Chronique ouvrière

Le dépôt d’une main courante n’interrompt pas la prescription disciplinaire

mercredi 21 août 2013 par Pascal MOUSSY
Conseil d’État le 27 juin 2013.pdf

Il résulte des dispositions de l’article L. 1332-4 (ancien article L. 122-44) du Code du travail qu’« aucun fait fautif ne peut donner lieu à lui seul à l’engagement de poursuites disciplinaires au-delà d’un délai de deux mois à compter du jour où l’employeur en a eu connaissance, à moins que ce fait ait donné lieu dans le même délai à l’exercice de poursuites pénales ».

Ces règles concernant la prescription en matière disciplinaire ont bien sûr vocation à jouer à l’occasion de la procédure de licenciement pour faute du salarié protégé.

Par un arrêt du 8 juin 1990 (n° 76102 ; Rec. 154), le Conseil d’Etat a souligné que la prescription ne peut trouver à s’appliquer lorsque des poursuites pénales ont été exercées avant l’expiration du délai de deux mois.

L’acte de poursuite qui interrompt la prescription, c’est celui qui met en mouvement l’action publique. Il peut émaner du Ministère public ou de la partie lésée, par une délivrance d’une citation directe ou par une constitution de partie civile devant la juridiction d’instruction (voir, à ce sujet, G. STEFANI, G. LEVASSEUR, Procédure pénale, 16e éd., Dalloz, 1996, 140 et s ; F. DESPORTES, L. LAZERGES-COUSQUER, Traité de procédure pénale, Economica, 2009, 623 et s.).

Par son arrêt du 27 juin 2013, le Conseil d’Etat précise que le dépôt d’une main-courante ne saurait être assimilé au déclenchement de l’action publique.

La direction de l’hôtel avait eu connaissance en octobre 2004 de l’embauche, sur la base de documents administratifs falsifiés, d’une salariée étrangère dépourvue de titre de travail par la gouvernante générale de l’hôtel, par ailleurs déléguée du personnel et représentante du personnel au comité d’entreprise.
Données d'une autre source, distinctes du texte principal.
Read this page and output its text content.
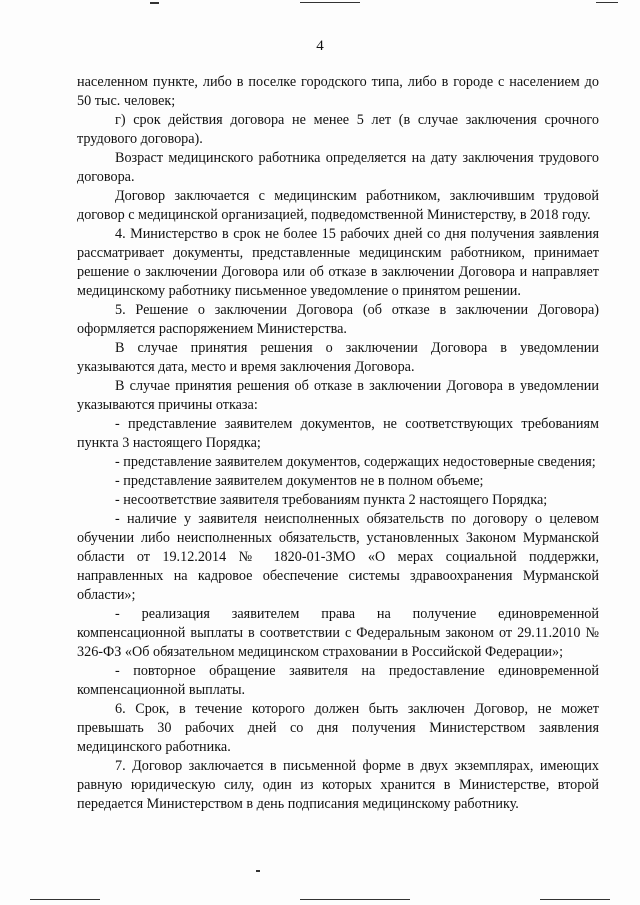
4

населенном пункте, либо в поселке городского типа, либо в городе с населением до 50 тыс. человек;

г) срок действия договора не менее 5 лет (в случае заключения срочного трудового договора).

Возраст медицинского работника определяется на дату заключения трудового договора.

Договор заключается с медицинским работником, заключившим трудовой договор с медицинской организацией, подведомственной Министерству, в 2018 году.

4. Министерство в срок не более 15 рабочих дней со дня получения заявления рассматривает документы, представленные медицинским работником, принимает решение о заключении Договора или об отказе в заключении Договора и направляет медицинскому работнику письменное уведомление о принятом решении.

5. Решение о заключении Договора (об отказе в заключении Договора) оформляется распоряжением Министерства.

В случае принятия решения о заключении Договора в уведомлении указываются дата, место и время заключения Договора.

В случае принятия решения об отказе в заключении Договора в уведомлении указываются причины отказа:

- представление заявителем документов, не соответствующих требованиям пункта 3 настоящего Порядка;

- представление заявителем документов, содержащих недостоверные сведения;

- представление заявителем документов не в полном объеме;

- несоответствие заявителя требованиям пункта 2 настоящего Порядка;

- наличие у заявителя неисполненных обязательств по договору о целевом обучении либо неисполненных обязательств, установленных Законом Мурманской области от 19.12.2014 № 1820-01-ЗМО «О мерах социальной поддержки, направленных на кадровое обеспечение системы здравоохранения Мурманской области»;

- реализация заявителем права на получение единовременной компенсационной выплаты в соответствии с Федеральным законом от 29.11.2010 № 326-ФЗ «Об обязательном медицинском страховании в Российской Федерации»;

- повторное обращение заявителя на предоставление единовременной компенсационной выплаты.

6. Срок, в течение которого должен быть заключен Договор, не может превышать 30 рабочих дней со дня получения Министерством заявления медицинского работника.

7. Договор заключается в письменной форме в двух экземплярах, имеющих равную юридическую силу, один из которых хранится в Министерстве, второй передается Министерством в день подписания медицинскому работнику.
Elle avait engagé une procédure de licenciement à l’encontre de la gouvernante générale qui ne s’était pas montrée assez suspicieuse le 25 juillet 2005… Ce qui était un peu tard, si l’on prend en compte le délai de deux mois voulu par la loi.

L’employeur entendait convaincre qu’il n’avait pas confondu vitesse et précipitation en faisant valoir qu’il avait déposé une main courante dès le 6 octobre 2004 et qu’il avait ainsi interrompu le délai de prescription.

« Faire une déclaration de main-courante, c’est faire consigner des faits sans déposer plainte. C’est une simple déclaration  » (http://vosdroits.service-public.fr/F11182.xhtml).

Le dépôt d’une main courante ne saurait dès lors être sérieusement assimilé à la plainte avec constitution de partie civile qui met en mouvement l’action publique.

Le Conseil d’Etat n’a pu que valider l’arrêt de la cour administrative d’appel qui avait jugé que le dépôt de la main courante et le déclenchement d’une enquête préliminaire ne pouvaient être regardées comme constituant l’exercice de poursuites pénales au sens des dispositions de l’article L. 122-44 du Code du travail et qui en avait déduit, en l’absence de tout acte mettant en mouvement l’action publique dans le délai de deux mois prévu par ce même article, qu’à la date du 25 juillet 2005 à laquelle une procédure de licenciement avait été engagée à l’encontre de la gouvernante générale mise en cause, les faits reprochés à cette dernière étaient prescrits.